Foreword - AI for Official Statistics

Author: Brock Webb

The views expressed in this work are those of the author in his personal capacity and do not represent the views of any federal agency. This work was not produced in the author’s official capacity and does not constitute an official publication of any federal agency.

On the Speed of This Field¶

This is a fast-moving field. Parts of this book will be outdated by the time you read them. The specific tools, models, and APIs mentioned here will evolve. What will not change are the principles: understand your methods, validate your results, document your decisions, and maintain human judgment over automated systems.

Read for the principles. Treat the specific tools as illustrations.

Classical ML and Generative AI: Choose the Right Tool¶

This book covers both traditional machine learning methods and the newer class of generative AI tools. They are not interchangeable.

Classical methods (regression, random forests, clustering) are well-understood, deterministic, and explainable. When they solve your problem, use them. Do not reach for a generative AI tool where a perfectly good classical method will do. Don’t chase shiny.

Generative AI tools incur what I call a stochastic tax: their outputs are variable, sometimes unpredictably so. As statisticians, we are comfortable with variability. We understand variance, we measure it, we try to reduce it. Statistical quality control, acceptable defect rates, tolerance intervals: these are our tools. Nothing, including human judgment, is infallible. Humans are just as fallible as our AI partners. The real world is messy, nonlinear, nondeterministic, and always full of surprises. We plan for the worst, do our best, and continuously improve as we gain new knowledge. That is science.

The right approach is to match the problem with the right tool. Sometimes that means generative AI. Often it means something simpler.

What AI Changes (and What It Doesn’t)¶

AI does not change what we have been doing so much as it makes visible areas we may have been underinvesting in: documentation, governance, traceability, provenance of data and results, and evidence-based validation of pipeline integrity.

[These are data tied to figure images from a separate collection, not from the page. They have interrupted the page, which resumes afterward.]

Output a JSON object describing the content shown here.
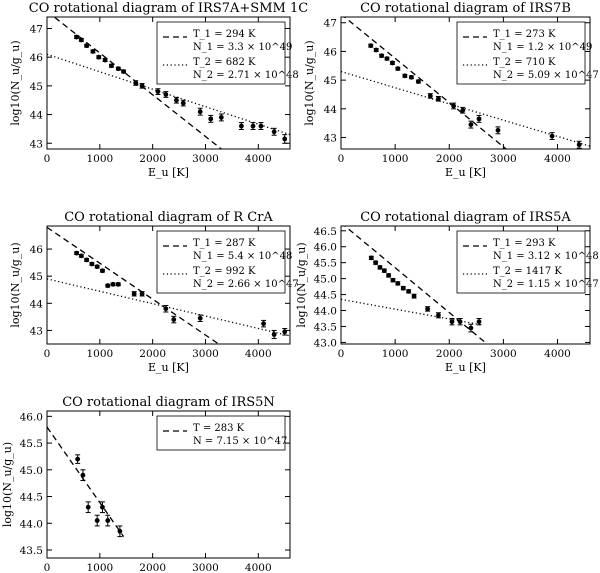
{
  "chart_data": [
    {
      "type": "scatter",
      "title": "CO rotational diagram of IRS7A+SMM 1C",
      "xlabel": "E_u [K]",
      "ylabel": "log10(N_u/g_u)",
      "xlim": [
        0,
        4600
      ],
      "ylim": [
        42.8,
        47.4
      ],
      "xticks": [
        0,
        1000,
        2000,
        3000,
        4000
      ],
      "yticks": [
        43,
        44,
        45,
        46,
        47
      ],
      "legend": [
        {
          "style": "dashed",
          "temp": "T_1 = 294 K",
          "N": "N_1 = 3.3 × 10^49"
        },
        {
          "style": "dotted",
          "temp": "T_2 = 682 K",
          "N": "N_2 = 2.71 × 10^48"
        }
      ],
      "fits": [
        {
          "style": "dashed",
          "x": [
            0,
            3300
          ],
          "y": [
            47.6,
            42.8
          ]
        },
        {
          "style": "dotted",
          "x": [
            0,
            4600
          ],
          "y": [
            46.1,
            43.3
          ]
        }
      ],
      "points": [
        {
          "x": 560,
          "y": 46.7,
          "err": 0.05
        },
        {
          "x": 650,
          "y": 46.6,
          "err": 0.05
        },
        {
          "x": 750,
          "y": 46.4,
          "err": 0.05
        },
        {
          "x": 870,
          "y": 46.2,
          "err": 0.05
        },
        {
          "x": 980,
          "y": 46.0,
          "err": 0.05
        },
        {
          "x": 1100,
          "y": 45.9,
          "err": 0.05
        },
        {
          "x": 1220,
          "y": 45.7,
          "err": 0.05
        },
        {
          "x": 1350,
          "y": 45.6,
          "err": 0.05
        },
        {
          "x": 1450,
          "y": 45.5,
          "err": 0.05
        },
        {
          "x": 1680,
          "y": 45.1,
          "err": 0.08
        },
        {
          "x": 1800,
          "y": 45.0,
          "err": 0.08
        },
        {
          "x": 2100,
          "y": 44.8,
          "err": 0.1
        },
        {
          "x": 2250,
          "y": 44.7,
          "err": 0.1
        },
        {
          "x": 2450,
          "y": 44.5,
          "err": 0.1
        },
        {
          "x": 2580,
          "y": 44.4,
          "err": 0.1
        },
        {
          "x": 2900,
          "y": 44.1,
          "err": 0.12
        },
        {
          "x": 3100,
          "y": 43.85,
          "err": 0.12
        },
        {
          "x": 3300,
          "y": 43.9,
          "err": 0.12
        },
        {
          "x": 3680,
          "y": 43.6,
          "err": 0.12
        },
        {
          "x": 3900,
          "y": 43.6,
          "err": 0.12
        },
        {
          "x": 4050,
          "y": 43.6,
          "err": 0.12
        },
        {
          "x": 4300,
          "y": 43.4,
          "err": 0.12
        },
        {
          "x": 4500,
          "y": 43.15,
          "err": 0.15
        }
      ]
    },
    {
      "type": "scatter",
      "title": "CO rotational diagram of IRS7B",
      "xlabel": "E_u [K]",
      "ylabel": "log10(N_u/g_u)",
      "xlim": [
        0,
        4600
      ],
      "ylim": [
        42.6,
        47.2
      ],
      "xticks": [
        0,
        1000,
        2000,
        3000,
        4000
      ],
      "yticks": [
        43,
        44,
        45,
        46,
        47
      ],
      "legend": [
        {
          "style": "dashed",
          "temp": "T_1 = 273 K",
          "N": "N_1 = 1.2 × 10^49"
        },
        {
          "style": "dotted",
          "temp": "T_2 = 710 K",
          "N": "N_2 = 5.09 × 10^47"
        }
      ],
      "fits": [
        {
          "style": "dashed",
          "x": [
            0,
            3050
          ],
          "y": [
            47.3,
            42.6
          ]
        },
        {
          "style": "dotted",
          "x": [
            0,
            4600
          ],
          "y": [
            45.3,
            42.7
          ]
        }
      ],
      "points": [
        {
          "x": 550,
          "y": 46.2,
          "err": 0.05
        },
        {
          "x": 650,
          "y": 46.05,
          "err": 0.05
        },
        {
          "x": 750,
          "y": 45.85,
          "err": 0.05
        },
        {
          "x": 850,
          "y": 45.75,
          "err": 0.05
        },
        {
          "x": 950,
          "y": 45.6,
          "err": 0.05
        },
        {
          "x": 1050,
          "y": 45.4,
          "err": 0.05
        },
        {
          "x": 1180,
          "y": 45.15,
          "err": 0.05
        },
        {
          "x": 1300,
          "y": 45.1,
          "err": 0.05
        },
        {
          "x": 1430,
          "y": 44.95,
          "err": 0.05
        },
        {
          "x": 1650,
          "y": 44.45,
          "err": 0.08
        },
        {
          "x": 1800,
          "y": 44.35,
          "err": 0.08
        },
        {
          "x": 2080,
          "y": 44.1,
          "err": 0.1
        },
        {
          "x": 2250,
          "y": 43.95,
          "err": 0.1
        },
        {
          "x": 2400,
          "y": 43.45,
          "err": 0.12
        },
        {
          "x": 2550,
          "y": 43.65,
          "err": 0.12
        },
        {
          "x": 2900,
          "y": 43.25,
          "err": 0.12
        },
        {
          "x": 3900,
          "y": 43.05,
          "err": 0.12
        },
        {
          "x": 4400,
          "y": 42.75,
          "err": 0.12
        }
      ]
    },
    {
      "type": "scatter",
      "title": "CO rotational diagram of R CrA",
      "xlabel": "E_u [K]",
      "ylabel": "log10(N_u/g_u)",
      "xlim": [
        0,
        4600
      ],
      "ylim": [
        42.5,
        46.85
      ],
      "xticks": [
        0,
        1000,
        2000,
        3000,
        4000
      ],
      "yticks": [
        43,
        44,
        45,
        46
      ],
      "legend": [
        {
          "style": "dashed",
          "temp": "T_1 = 287 K",
          "N": "N_1 = 5.4 × 10^48"
        },
        {
          "style": "dotted",
          "temp": "T_2 = 992 K",
          "N": "N_2 = 2.66 × 10^47"
        }
      ],
      "fits": [
        {
          "style": "dashed",
          "x": [
            0,
            3250
          ],
          "y": [
            46.8,
            42.5
          ]
        },
        {
          "style": "dotted",
          "x": [
            0,
            4600
          ],
          "y": [
            44.9,
            42.8
          ]
        }
      ],
      "points": [
        {
          "x": 560,
          "y": 45.85,
          "err": 0.05
        },
        {
          "x": 650,
          "y": 45.75,
          "err": 0.05
        },
        {
          "x": 750,
          "y": 45.6,
          "err": 0.05
        },
        {
          "x": 850,
          "y": 45.45,
          "err": 0.05
        },
        {
          "x": 950,
          "y": 45.35,
          "err": 0.05
        },
        {
          "x": 1050,
          "y": 45.2,
          "err": 0.05
        },
        {
          "x": 1150,
          "y": 44.65,
          "err": 0.05
        },
        {
          "x": 1250,
          "y": 44.7,
          "err": 0.05
        },
        {
          "x": 1350,
          "y": 44.7,
          "err": 0.05
        },
        {
          "x": 1650,
          "y": 44.35,
          "err": 0.08
        },
        {
          "x": 1800,
          "y": 44.35,
          "err": 0.08
        },
        {
          "x": 2250,
          "y": 43.8,
          "err": 0.12
        },
        {
          "x": 2400,
          "y": 43.4,
          "err": 0.12
        },
        {
          "x": 2900,
          "y": 43.45,
          "err": 0.12
        },
        {
          "x": 4100,
          "y": 43.25,
          "err": 0.12
        },
        {
          "x": 4300,
          "y": 42.85,
          "err": 0.15
        },
        {
          "x": 4500,
          "y": 42.95,
          "err": 0.12
        }
      ]
    },
    {
      "type": "scatter",
      "title": "CO rotational diagram of IRS5A",
      "xlabel": "E_u [K]",
      "ylabel": "log10(N_u/g_u)",
      "xlim": [
        0,
        4600
      ],
      "ylim": [
        42.95,
        46.65
      ],
      "xticks": [
        0,
        1000,
        2000,
        3000,
        4000
      ],
      "yticks": [
        43.0,
        43.5,
        44.0,
        44.5,
        45.0,
        45.5,
        46.0,
        46.5
      ],
      "legend": [
        {
          "style": "dashed",
          "temp": "T_1 = 293 K",
          "N": "N_1 = 3.12 × 10^48"
        },
        {
          "style": "dotted",
          "temp": "T_2 = 1417 K",
          "N": "N_2 = 1.15 × 10^47"
        }
      ],
      "fits": [
        {
          "style": "dashed",
          "x": [
            0,
            2700
          ],
          "y": [
            46.75,
            42.95
          ]
        },
        {
          "style": "dotted",
          "x": [
            0,
            2600
          ],
          "y": [
            44.35,
            43.55
          ]
        }
      ],
      "points": [
        {
          "x": 560,
          "y": 45.65,
          "err": 0.05
        },
        {
          "x": 640,
          "y": 45.5,
          "err": 0.05
        },
        {
          "x": 720,
          "y": 45.35,
          "err": 0.05
        },
        {
          "x": 800,
          "y": 45.25,
          "err": 0.05
        },
        {
          "x": 880,
          "y": 45.1,
          "err": 0.05
        },
        {
          "x": 960,
          "y": 44.95,
          "err": 0.05
        },
        {
          "x": 1050,
          "y": 44.85,
          "err": 0.05
        },
        {
          "x": 1150,
          "y": 44.7,
          "err": 0.05
        },
        {
          "x": 1250,
          "y": 44.6,
          "err": 0.05
        },
        {
          "x": 1350,
          "y": 44.45,
          "err": 0.06
        },
        {
          "x": 1600,
          "y": 44.05,
          "err": 0.07
        },
        {
          "x": 1800,
          "y": 43.85,
          "err": 0.08
        },
        {
          "x": 2050,
          "y": 43.65,
          "err": 0.1
        },
        {
          "x": 2200,
          "y": 43.65,
          "err": 0.1
        },
        {
          "x": 2400,
          "y": 43.45,
          "err": 0.12
        },
        {
          "x": 2550,
          "y": 43.65,
          "err": 0.1
        }
      ]
    },
    {
      "type": "scatter",
      "title": "CO rotational diagram of IRS5N",
      "xlabel": "E_u [K]",
      "ylabel": "log10(N_u/g_u)",
      "xlim": [
        0,
        4600
      ],
      "ylim": [
        43.35,
        46.1
      ],
      "xticks": [
        0,
        1000,
        2000,
        3000,
        4000
      ],
      "yticks": [
        43.5,
        44.0,
        44.5,
        45.0,
        45.5,
        46.0
      ],
      "legend": [
        {
          "style": "dashed",
          "temp": "T = 283 K",
          "N": "N = 7.15 × 10^47"
        }
      ],
      "fits": [
        {
          "style": "dashed",
          "x": [
            0,
            1450
          ],
          "y": [
            45.8,
            43.75
          ]
        }
      ],
      "points": [
        {
          "x": 580,
          "y": 45.2,
          "err": 0.08
        },
        {
          "x": 680,
          "y": 44.9,
          "err": 0.1
        },
        {
          "x": 780,
          "y": 44.3,
          "err": 0.1
        },
        {
          "x": 950,
          "y": 44.05,
          "err": 0.1
        },
        {
          "x": 1050,
          "y": 44.3,
          "err": 0.1
        },
        {
          "x": 1150,
          "y": 44.05,
          "err": 0.1
        },
        {
          "x": 1380,
          "y": 43.85,
          "err": 0.1
        }
      ]
    }
  ]
}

These are not new requirements. They are requirements that become acute when your research instrument has mutable internal state and can confabulate its own history. Knowing who is accountable and what policies apply before you touch AI, and understanding what could go wrong with your specific use case: these are not bureaucratic overhead. They are the foundation on which trustworthy AI-assisted work rests. Chapter 14 introduces the formal frameworks.

Chapter 15 introduces a formal framework for this problem: State Fidelity Validity. The question it answers is whether the AI pipeline you built last Tuesday still reflects what you decided last Tuesday, or whether something drifted between then and now.

On AI-Assisted Authoring¶

This book was written with the assistance of AI tools. The pedagogical decisions, domain adaptation, audience framing, original chapters, and all editorial judgments are mine. The AI did execution work: drafting, reformatting, code generation. I did the authoring: deciding what to teach, how to frame it, what to cut, what to write from scratch, and what to validate.

This is consistent with the book’s central argument: AI assists, humans decide.

Acknowledgments¶

The idea that domain experts need their own AI curriculum was inspired by Zhiling Zheng’s AI4CHEM course at Washington University in St. Louis.

Throughout my career, I have been continually humbled and inspired by the generosity of others: those who shared their knowledge, offered honest feedback, and walked with me for portions of this journey. There are too many to name individually, and attempting to do so would inevitably leave someone out. You know who you are, and I am grateful. The only way I know to truly show that gratitude is to give back. This work is one small attempt to do so.